Catalog
After compiling, we will get .o Format of the target file , Every c perhaps cpp Every file will generate a .o, That is, a compilation unit corresponds to a .o, To generate an executable program , You need to coordinate and cooperate among various compilation units , There are various calling relationships between various compilation units , For example, accessing variables or calling functions across compilation units , Simply put, put each .o The process of organizing the content of into an executable file is to link , The reason why static links are called static is that they are done in advance at the compilation time , In contrast, there are dynamic links , An article will also be written later to introduce . Nowadays, linkers generally use a method called two-step linking to link statically , That is, the whole link process is divided into Allocation of space and address and Symbol analysis and repositioning Two phases . In the last article, we learned about the contents of the target file , In this article, let's take a look at how the compiler organizes object files to link .
Here is based on 《 Self cultivation of programmers 》 A simple example in the book to see the process of linker executing static links , There are two c file , That is, there are two compilation units :
/*a.c*/
extern int shared;
int main() {
int a = 100;
swap(&a, &shared);
return 0;
}
/*b.c*/
int shared = 1;
void swap(int *a,int *b) {
*a ^= *b ^= *a ^= *b;
}
perform gcc -c a.c b.c Get back a.o and b.o,ld a.o b.o -e main -o ab Link get ab Executable file .
One 、 Allocation of space and address
Because you want to merge multiple target files together , Naturally, it first involves the allocation of space and address , Because each target file has its own paragraph content , These contents should first be saved in a file , It also needs to be loaded into memory when executing , Therefore, it involves two types of address and space allocation :
(1) Space and address allocation in executable files , That is, how to organize and save the contents of each target file in the file .
(2) Allocation of virtual address space used during loading , That is, how each part is organized in memory at run time , Modern mainstream operating systems manage the memory of each program according to the virtual address space .
about (1), Relatively simple and direct , Save the similar segments of each target file together and summarize them into one file :
What's more complicated is (2), Because when the program runs, it needs to load all parts according to the virtual address , When using functions and variables, our code finds the object to be used according to the address , Now unified into a new file , The address of each symbol will naturally change . So first, we should Determine the loading address of the merged segment , Two is Know the address of each symbol after merging , In this way, the following symbol parsing and relocation can be carried out correctly . The space address allocation we focus on is mainly this part .
1.1 Merge similar segments and determine the loading address
It can be used objdump Command to view the address allocation before and after the link :
You can see ,.text Segment after link size Exactly equal to a.o and b.o Of the corresponding paragraph size The sum of the ,0x2c+0x4b=0x77, And two .o Of all the paragraphs vma(Virtual Memory Address) All are 0, That is, no virtual address space is allocated , And the executable ab Except for .comment Are assigned to the virtual address for loading ,.comment You don't need to load into memory, so you don't need . Note that the virtual memory address space is not from 0 At the beginning , Usually 32 Bit program is from 0x08048000 Start , and 64 Bit program is from 0x400000 Start , So in the picture above 401000 No wonder .

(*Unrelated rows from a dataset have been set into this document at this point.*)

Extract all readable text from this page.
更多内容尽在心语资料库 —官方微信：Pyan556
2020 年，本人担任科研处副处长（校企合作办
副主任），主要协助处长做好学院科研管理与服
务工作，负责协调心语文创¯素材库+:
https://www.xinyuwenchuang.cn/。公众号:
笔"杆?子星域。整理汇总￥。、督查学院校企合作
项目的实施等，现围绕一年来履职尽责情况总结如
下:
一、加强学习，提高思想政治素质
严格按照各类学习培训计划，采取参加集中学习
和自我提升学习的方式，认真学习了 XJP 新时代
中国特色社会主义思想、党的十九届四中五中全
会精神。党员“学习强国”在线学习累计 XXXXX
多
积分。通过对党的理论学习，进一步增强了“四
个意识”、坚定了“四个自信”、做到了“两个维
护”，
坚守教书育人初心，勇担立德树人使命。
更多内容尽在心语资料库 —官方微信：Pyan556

Here is a summary picture of self-cultivation , The book uses 32 Bit compiled , So the address is slightly different .
1.2 Determine symbol address
After determining the starting address of the segment of the final output executable file , We can also determine the virtual address of each symbol , Because of the relative position of each symbol in the segment offset Is constant , So we can pass the paragraph start Signed offset To determine the virtual address of the symbol , And the order within the segment is determined by ld The order of the target files in the command determines , Like what we use ld a.o b.o -e main -o ab Will make the final code segment main stay swap Before . In the above example, our custom global symbol has three , According to this calculation, we can get
Symbol | type | Virtual address |
---|---|---|
main | .text Function in segment | 0x401000 + 0x0(a.o In the code snippet offset) = 0x401000 |
swap | .text Function in segment | 0x401000 + 0x2c( In front main Size ) + 0x0(b.o In the code snippet offset) = 0x40102c |
shared | .data Variable in segment | 0x404000 + 0x0(b.o Within the data segment offset) = 0x404000 |
We can use nm Verify the correctness of the command :
such , We can get the address of each symbol in all target files , Save to a Global symbol table For symbol parsing and relocation .

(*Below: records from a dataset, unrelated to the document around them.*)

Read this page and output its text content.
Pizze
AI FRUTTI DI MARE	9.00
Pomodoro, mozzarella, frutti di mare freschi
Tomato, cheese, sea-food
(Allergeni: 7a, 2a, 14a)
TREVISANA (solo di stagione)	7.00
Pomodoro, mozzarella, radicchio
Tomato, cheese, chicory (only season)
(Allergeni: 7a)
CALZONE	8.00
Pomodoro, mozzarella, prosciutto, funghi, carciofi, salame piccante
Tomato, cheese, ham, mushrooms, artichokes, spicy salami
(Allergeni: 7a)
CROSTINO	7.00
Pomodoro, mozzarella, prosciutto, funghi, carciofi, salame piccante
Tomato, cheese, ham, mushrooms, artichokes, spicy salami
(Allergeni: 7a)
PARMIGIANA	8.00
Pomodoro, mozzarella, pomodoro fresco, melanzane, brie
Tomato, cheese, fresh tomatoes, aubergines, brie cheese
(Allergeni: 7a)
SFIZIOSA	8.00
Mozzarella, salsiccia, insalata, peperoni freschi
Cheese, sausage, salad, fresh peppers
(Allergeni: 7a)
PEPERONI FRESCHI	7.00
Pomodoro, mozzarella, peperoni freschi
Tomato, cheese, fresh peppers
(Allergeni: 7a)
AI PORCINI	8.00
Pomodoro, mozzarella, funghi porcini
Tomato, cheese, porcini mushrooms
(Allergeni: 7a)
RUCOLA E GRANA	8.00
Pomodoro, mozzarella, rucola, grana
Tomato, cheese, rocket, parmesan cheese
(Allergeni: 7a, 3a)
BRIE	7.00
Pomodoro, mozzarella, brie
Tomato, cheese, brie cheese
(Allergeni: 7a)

Two 、 Symbol analysis and repositioning
After the space address allocation is completed , The linker is about to perform relocation , It is also the core content of static links , It refers to changing some addresses that cannot be determined in the independent compilation process of the compilation unit into real target addresses , That is, get the address of the required symbol from the global symbol table , Modify the address according to various addressing methods , And in the process , Symbol parsing is required ( Get the virtual address of the symbol according to the symbol name ).
2.1 Symbol resolution
The so-called symbol parsing can be understood as finding the target address of the symbol to be used , For example, in the previous example a.o External symbols are used shared and swap, In the process of relocation, it needs to be replaced with the real target virtual address , The linker finds the symbol to be used by looking up the global symbol table composed of the symbol tables of all input target files .
such as nm The command can be seen a.o Two undefined symbols for :
These two undefined symbols are because the corresponding external symbols are used and have their relocation items , The relocation process needs to be able to find... In the global symbol table , Otherwise, it will be reported that the symbol you like to see is undefined .
2.2 relocation
Let's take a look first a.o Code segment , According to the disassembly instructions, we know that the two instructions that need to be relocated are circled in the red box , They correspond to each other “ take shared Take the address of as parameter number two ” and “ call swap function ”, On the right is the destination address to be used , All are 0, Obviously, it needs to be corrected .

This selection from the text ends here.